Even though there was a slight decrease in global greenhouse gas emissions in 2020 because of the COVID-19 pandemic and the current La Niña event (a weather pattern in the Pacific that usually lowers global carbon emissions), it wasn't enough to offset previous increases.
"Since CO2 stays in the atmosphere for a very long time, each year's emissions add to those from previous years and cause the amount of CO2 in the atmosphere to keep increasing," Richard Betts, head of the climate impacts group at the Met Office and lead researcher for the forecast, said in a statement.

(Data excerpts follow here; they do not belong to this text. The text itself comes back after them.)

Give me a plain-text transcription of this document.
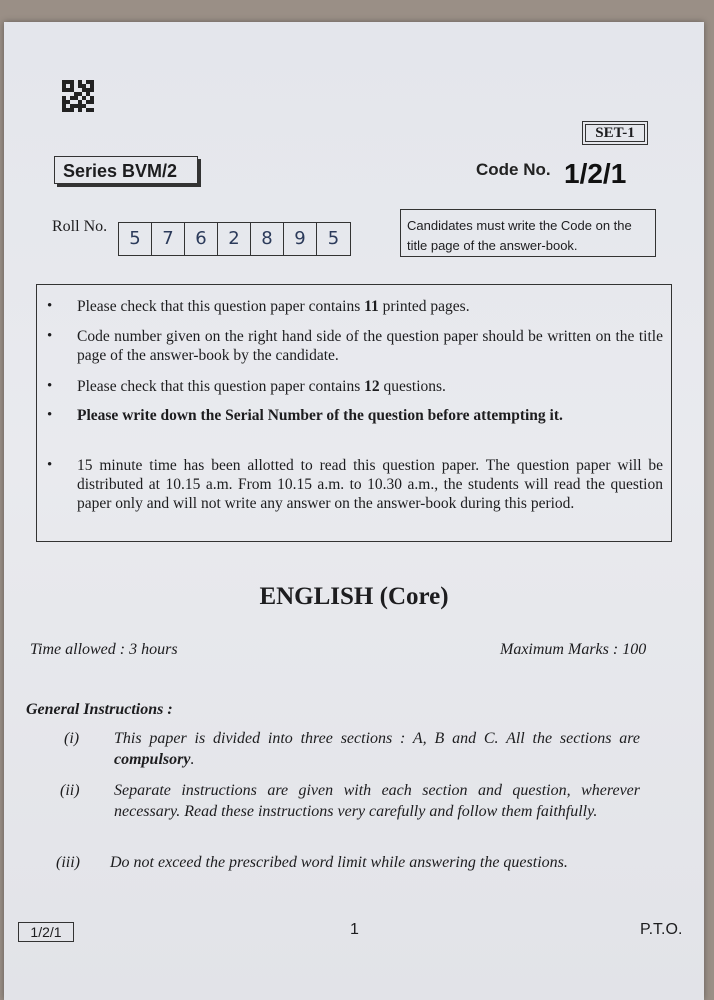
SET-1
Series BVM/2	Code No. 1/2/1
Roll No.
5	7	6	2	8	9	5
Candidates must write the Code on the
title page of the answer-book.
• Please check that this question paper contains 11 printed pages.
• Code number given on the right hand side of the question paper should be written on the title page of the answer-book by the candidate.
• Please check that this question paper contains 12 questions.
• Please write down the Serial Number of the question before attempting it.
• 15 minute time has been allotted to read this question paper. The question paper will be distributed at 10.15 a.m. From 10.15 a.m. to 10.30 a.m., the students will read the question paper only and will not write any answer on the answer-book during this period.
ENGLISH (Core)
Time allowed : 3 hours	Maximum Marks : 100
General Instructions :
(i) This paper is divided into three sections : A, B and C. All the sections are compulsory.
(ii) Separate instructions are given with each section and question, wherever necessary. Read these instructions very carefully and follow them faithfully.
(iii) Do not exceed the prescribed word limit while answering the questions.
1/2/1	1	P.T.O.
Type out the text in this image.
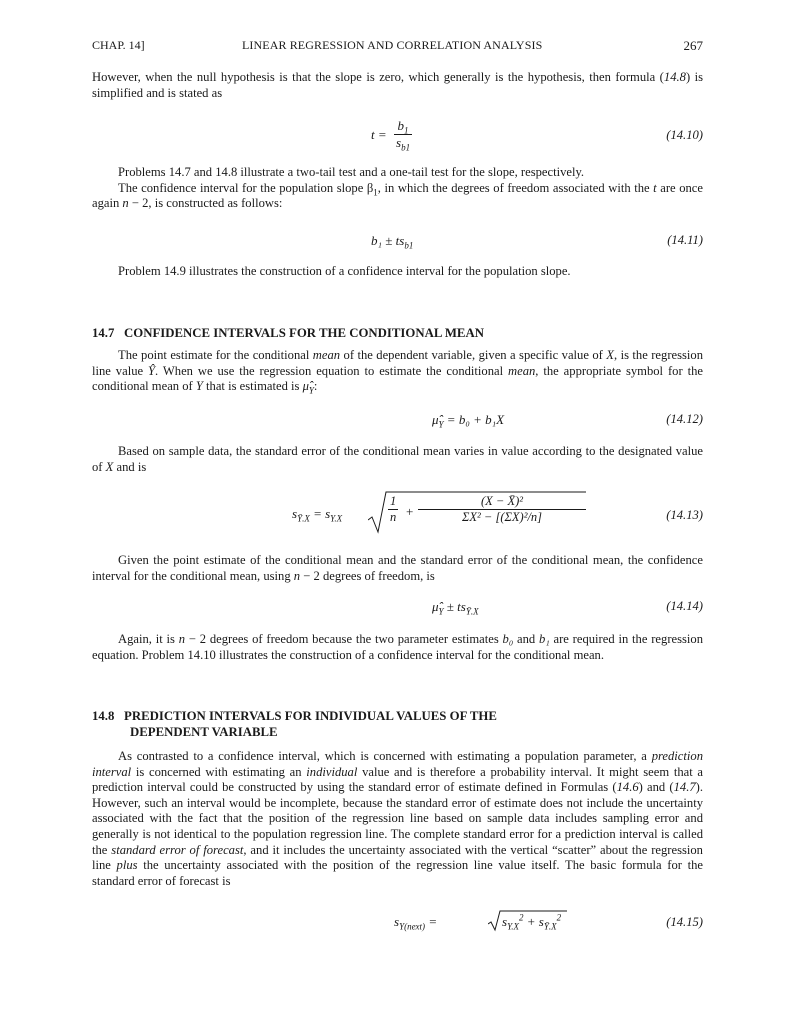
CHAP. 14]	LINEAR REGRESSION AND CORRELATION ANALYSIS	267

However, when the null hypothesis is that the slope is zero, which generally is the hypothesis, then formula (14.8) is simplified and is stated as

$t = \frac{b_1}{s_{b1}}$	(14.10)

Problems 14.7 and 14.8 illustrate a two-tail test and a one-tail test for the slope, respectively.

The confidence interval for the population slope $\beta_1$, in which the degrees of freedom associated with the t are once again n − 2, is constructed as follows:

$b_1 \pm ts_{b1}$	(14.11)

Problem 14.9 illustrates the construction of a confidence interval for the population slope.

14.7 CONFIDENCE INTERVALS FOR THE CONDITIONAL MEAN

The point estimate for the conditional mean of the dependent variable, given a specific value of X, is the regression line value Ŷ. When we use the regression equation to estimate the conditional mean, the appropriate symbol for the conditional mean of Y that is estimated is $\mû_Y$:

$\mû_Y = b_0 + b_1X$	(14.12)

Based on sample data, the standard error of the conditional mean varies in value according to the designated value of X and is

$s_{Ȳ.X} = s_{Y.X}$	$\frac{1}{n} + \frac{\text{(X − X̄)²}}{\text{ΣX² − [(ΣX)²/n]}}$	(14.13)

Given the point estimate of the conditional mean and the standard error of the conditional mean, the confidence interval for the conditional mean, using n − 2 degrees of freedom, is

$\mû_Y \pm ts_{Ȳ.X}$	(14.14)

Again, it is n − 2 degrees of freedom because the two parameter estimates b₀ and b₁ are required in the regression equation. Problem 14.10 illustrates the construction of a confidence interval for the conditional mean.

14.8 PREDICTION INTERVALS FOR INDIVIDUAL VALUES OF THE
DEPENDENT VARIABLE

As contrasted to a confidence interval, which is concerned with estimating a population parameter, a prediction interval is concerned with estimating an individual value and is therefore a probability interval. It might seem that a prediction interval could be constructed by using the standard error of estimate defined in Formulas (14.6) and (14.7). However, such an interval would be incomplete, because the standard error of estimate does not include the uncertainty associated with the fact that the position of the regression line based on sample data includes sampling error and generally is not identical to the population regression line. The complete standard error for a prediction interval is called the standard error of forecast, and it includes the uncertainty associated with the vertical “scatter” about the regression line plus the uncertainty associated with the position of the regression line value itself. The basic formula for the standard error of forecast is

$s_{Y(next)}$ =	$s_{Y.X}^2 + s_{Ȳ.X}^2$	(14.15)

Related: 10 steamy signs in 2020 that climate change is speeding up.
Although the total amount of CO2 emitted worldwide in 2020 was down 7% from previous years, emissions have almost returned to pre-pandemic levels, according to the Met Office. 8
That means we have a lot of work to do to meet the International Panel on Climate Change's goal of limiting global warming to 1.5 degrees Celsius (2.7 degrees Fahrenheit) above preindustrial levels.
"Reversing this trend and slowing the atmospheric CO2 rise will need global emissions to reduce, and bringing them to a halt will need global emissions to be brought down to net zero," Betts said.
"This needs to happen within about the next 30 years if global warming is to be limited to 1.5 degrees Celsius."